When you're shopping for food, compare the labels so you can pick those with less total fat or less saturated fat. Aim to replace saturated fats in your diet with monounsaturated or polyunsaturated fats whenever you can. This may mean using olive or rapeseed oil to cook with rather than lard or butter, and using spreads based on these oils. Try to go for lower fat versions of dairy foods, such as semi-skimmed or skimmed milk, and reduced-fat yoghurt.
There’s a particular type of polyunsaturated fat called omega-3 which can help to reduce your cholesterol levels. The best source of omega-3 fats is oily fish, such as kippers, mackerel, sardines and salmon. Try to eat two portions of fish per week, including a portion of oily fish. But don’t have more than two portions per week if you're pregnant or breastfeeding.
Are all statins the same?
There are several different types of statin available in the UK. They vary in how well they work at reducing cholesterol. Your doctor will prescribe you a statin at a dose that is suitable for reducing your cholesterol levels, with as few side-effects as possible.
There are different types of statin available in the UK. Examples include simvastatin, atorvastatin, and fluvastatin. All statins work in the same way, but have different chemical structures. Statins lower the level of cholesterol in your blood, especially low-density lipoprotein (LDL) or 'bad' cholesterol. Having a low cholesterol level reduces your risk of heart disease, including heart attacks.
If you need to take a statin, you will usually be prescribed atorvastatin to try first. Your cholesterol levels will be checked regularly and if necessary, your doctor may adjust the dose of your statin.

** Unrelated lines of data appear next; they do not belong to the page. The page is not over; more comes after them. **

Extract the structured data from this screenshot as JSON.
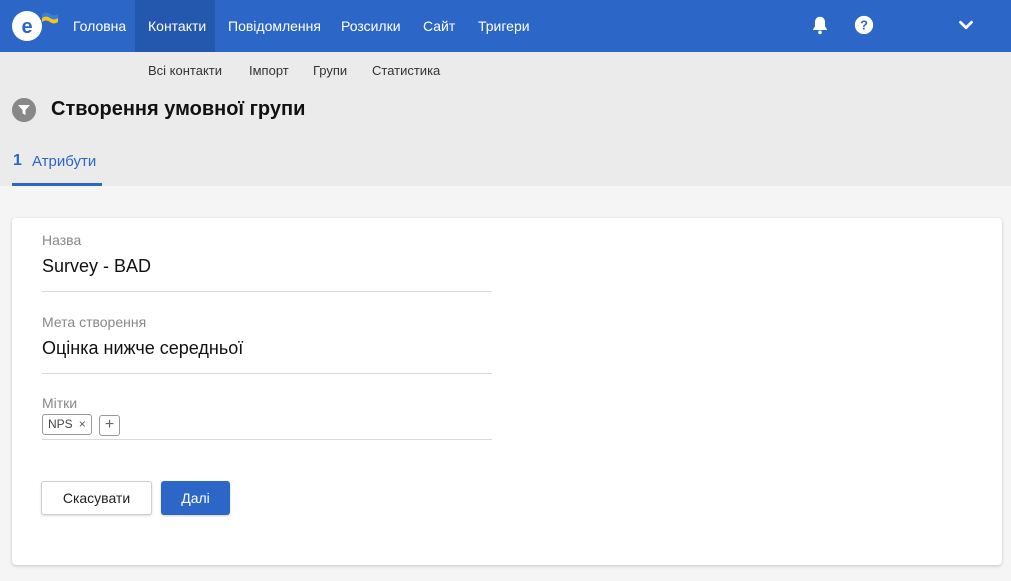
{
  "nav": {
    "items": [
      {
        "label": "Головна"
      },
      {
        "label": "Контакти"
      },
      {
        "label": "Повідомлення"
      },
      {
        "label": "Розсилки"
      },
      {
        "label": "Сайт"
      },
      {
        "label": "Тригери"
      }
    ],
    "active": "Контакти",
    "icons": [
      "bell-icon",
      "help-icon",
      "chevron-down-icon"
    ]
  },
  "subnav": {
    "items": [
      {
        "label": "Всі контакти"
      },
      {
        "label": "Імпорт"
      },
      {
        "label": "Групи"
      },
      {
        "label": "Статистика"
      }
    ]
  },
  "page": {
    "title": "Створення умовної групи",
    "icon": "filter-icon"
  },
  "steps": [
    {
      "number": "1",
      "label": "Атрибути"
    }
  ],
  "form": {
    "name_label": "Назва",
    "name_value": "Survey - BAD",
    "purpose_label": "Мета створення",
    "purpose_value": "Оцінка нижче середньої",
    "tags_label": "Мітки",
    "tags": [
      "NPS"
    ],
    "tag_remove": "×",
    "tag_add": "+"
  },
  "buttons": {
    "cancel": "Скасувати",
    "next": "Далі"
  },
  "colors": {
    "brand": "#2c67c8",
    "brand_active": "#2458ae",
    "flag_blue": "#3b7fd4",
    "flag_yellow": "#f5c518"
  }
}
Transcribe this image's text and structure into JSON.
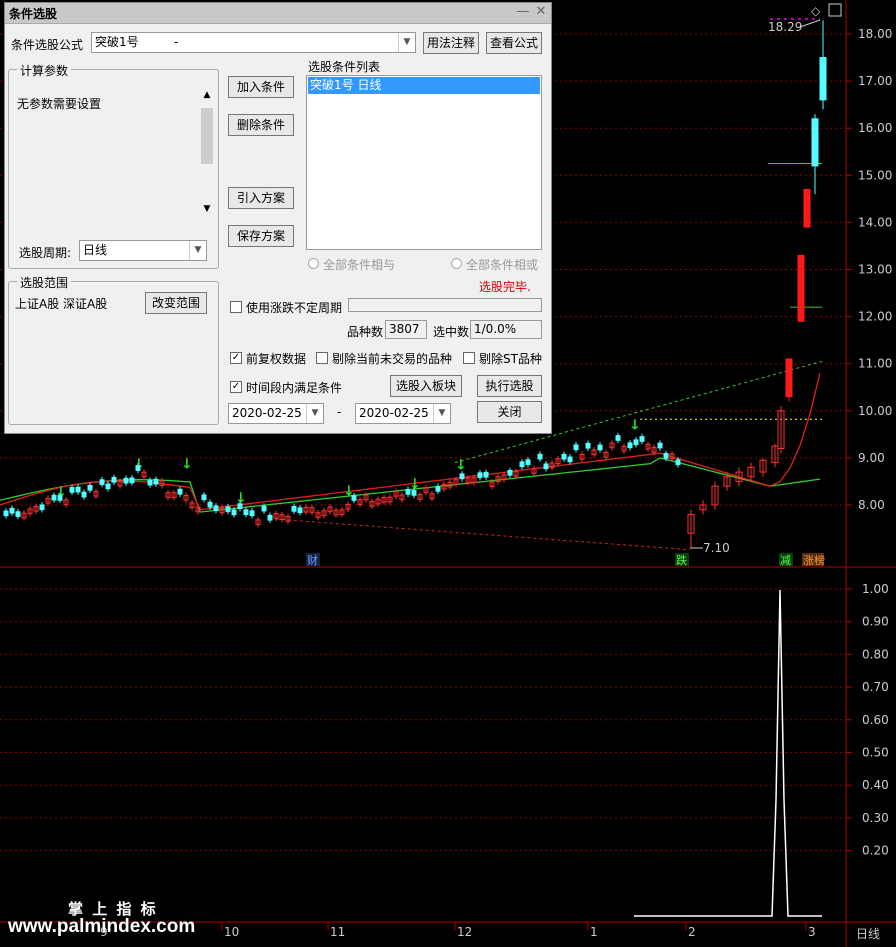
{
  "chart_data": {
    "type": "candlestick",
    "y_ticks": [
      "18.00",
      "17.00",
      "16.00",
      "15.00",
      "14.00",
      "13.00",
      "12.00",
      "11.00",
      "10.00",
      "9.00",
      "8.00"
    ],
    "sub_y_ticks": [
      "1.00",
      "0.90",
      "0.80",
      "0.70",
      "0.60",
      "0.50",
      "0.40",
      "0.30",
      "0.20"
    ],
    "x_ticks": [
      "9",
      "10",
      "11",
      "12",
      "1",
      "2",
      "3"
    ],
    "high_label": "18.29",
    "low_label": "7.10",
    "period_label": "日线",
    "event_markers": [
      {
        "text": "财",
        "color": "#3a6fd1"
      },
      {
        "text": "跌",
        "color": "#1a9a1a"
      },
      {
        "text": "减",
        "color": "#1a9a1a"
      },
      {
        "text": "涨榜",
        "color": "#d07020"
      }
    ]
  },
  "dialog": {
    "title": "条件选股",
    "formula_label": "条件选股公式",
    "formula_value": "突破1号",
    "formula_dash": "-",
    "usage_btn": "用法注释",
    "view_formula_btn": "查看公式",
    "calc_params_title": "计算参数",
    "no_params_text": "无参数需要设置",
    "period_label": "选股周期:",
    "period_value": "日线",
    "scope_title": "选股范围",
    "scope_value": "上证A股  深证A股",
    "change_scope_btn": "改变范围",
    "add_cond_btn": "加入条件",
    "del_cond_btn": "删除条件",
    "import_plan_btn": "引入方案",
    "save_plan_btn": "保存方案",
    "cond_list_title": "选股条件列表",
    "cond_list_item": "突破1号  日线",
    "radio_and": "全部条件相与",
    "radio_or": "全部条件相或",
    "status_text": "选股完毕.",
    "use_period_label": "使用涨跌不定周期",
    "count_label": "品种数",
    "count_value": "3807",
    "selected_label": "选中数",
    "selected_value": "1/0.0%",
    "fq_label": "前复权数据",
    "exclude_untraded_label": "剔除当前未交易的品种",
    "exclude_st_label": "剔除ST品种",
    "time_range_label": "时间段内满足条件",
    "to_board_btn": "选股入板块",
    "exec_btn": "执行选股",
    "close_btn": "关闭",
    "date_from": "2020-02-25",
    "date_dash": "-",
    "date_to": "2020-02-25"
  },
  "watermark": {
    "cn": "掌 上 指 标",
    "url": "www.palmindex.com"
  }
}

As with any medicine, you may have some side-effects when taking statins, but these are generally mild and similar for all types of statin. Your doctor will monitor possible side-effects by doing a liver function blood test before you start taking the statin and again a few months later. If your liver function is affected, you may need to take a different statin.
What is a normal cholesterol level?
There’s no set recommended target cholesterol level. Generally, the lower your cholesterol, the better.

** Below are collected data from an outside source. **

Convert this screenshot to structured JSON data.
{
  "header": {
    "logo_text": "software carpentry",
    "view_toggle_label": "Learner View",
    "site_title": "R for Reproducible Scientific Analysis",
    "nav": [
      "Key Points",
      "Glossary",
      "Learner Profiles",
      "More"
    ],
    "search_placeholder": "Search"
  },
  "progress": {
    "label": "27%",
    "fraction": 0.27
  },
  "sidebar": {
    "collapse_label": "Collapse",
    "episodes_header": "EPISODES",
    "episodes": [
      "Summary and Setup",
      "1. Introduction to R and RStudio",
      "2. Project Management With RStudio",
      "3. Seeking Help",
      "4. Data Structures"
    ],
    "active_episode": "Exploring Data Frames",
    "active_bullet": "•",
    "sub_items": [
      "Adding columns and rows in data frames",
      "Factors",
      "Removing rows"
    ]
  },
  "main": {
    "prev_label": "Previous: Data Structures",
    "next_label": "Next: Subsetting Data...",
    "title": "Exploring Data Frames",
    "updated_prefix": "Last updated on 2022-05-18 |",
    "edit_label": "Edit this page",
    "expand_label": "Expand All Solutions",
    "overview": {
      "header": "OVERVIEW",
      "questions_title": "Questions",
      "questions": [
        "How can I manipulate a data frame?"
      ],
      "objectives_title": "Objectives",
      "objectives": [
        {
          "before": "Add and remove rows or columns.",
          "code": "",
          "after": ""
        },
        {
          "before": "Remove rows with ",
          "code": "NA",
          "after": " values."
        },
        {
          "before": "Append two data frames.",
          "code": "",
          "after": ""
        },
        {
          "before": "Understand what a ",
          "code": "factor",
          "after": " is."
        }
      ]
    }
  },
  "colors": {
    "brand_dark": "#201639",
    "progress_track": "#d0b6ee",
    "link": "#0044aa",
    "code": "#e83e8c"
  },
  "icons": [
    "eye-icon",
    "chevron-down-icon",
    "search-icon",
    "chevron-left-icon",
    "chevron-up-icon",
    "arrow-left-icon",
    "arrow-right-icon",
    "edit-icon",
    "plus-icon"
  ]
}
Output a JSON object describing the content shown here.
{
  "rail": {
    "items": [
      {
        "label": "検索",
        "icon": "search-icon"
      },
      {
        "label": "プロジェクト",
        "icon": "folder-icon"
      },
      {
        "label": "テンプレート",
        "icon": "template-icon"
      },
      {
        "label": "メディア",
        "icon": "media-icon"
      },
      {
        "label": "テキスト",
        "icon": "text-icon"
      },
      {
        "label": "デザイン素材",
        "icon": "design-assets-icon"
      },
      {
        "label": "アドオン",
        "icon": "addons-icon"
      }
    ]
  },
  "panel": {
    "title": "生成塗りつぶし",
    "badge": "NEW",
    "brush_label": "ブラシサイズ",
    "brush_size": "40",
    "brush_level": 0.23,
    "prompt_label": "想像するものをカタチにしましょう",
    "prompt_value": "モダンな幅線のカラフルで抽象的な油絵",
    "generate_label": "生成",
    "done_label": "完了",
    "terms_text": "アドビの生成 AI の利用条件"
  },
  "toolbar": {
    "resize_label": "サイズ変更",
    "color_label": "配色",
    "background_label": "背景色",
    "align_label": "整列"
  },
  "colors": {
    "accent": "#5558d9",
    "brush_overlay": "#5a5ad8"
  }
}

The average total cholesterol level for adults in the UK is around 5mmol/L. However, there’s no recommendation for the ideal level of cholesterol – the lower your cholesterol level, the better.
Whether or not you need treatment to lower your cholesterol level depends on your overall risk of having a heart attack or stroke. Your doctor will look at several factors to calculate this risk, not just your cholesterol level. These include your age, sex, body mass index (BMI), blood pressure, family history and whether you smoke or drink alcohol. If you have any other illnesses such as diabetes, this will also be taken into account. This means you may be offered treatment to reduce your cholesterol, even if your cholesterol level is lower than someone who doesn’t need treatment.
If you’re prescribed a statin, your GP will be aiming to lower your cholesterol level by at least 40 per cent, no matter what your cholesterol level. For example, this could mean a reduction from 7.5mmol/L to 4.5mmol/L. Any reduction in cholesterol helps to lower your risk of heart disease and stroke.
Can sterols and stanols help to reduce my cholesterol?
It’s possible that products containing plant sterols and stanols may help to reduce your levels of LDL (low-density lipoprotein) cholesterol. However, there’s no evidence that sterols and stanols reduce your risk of heart disease and stroke. They aren’t recommended as a treatment to lower cholesterol in people who are at high risk of heart disease and stroke.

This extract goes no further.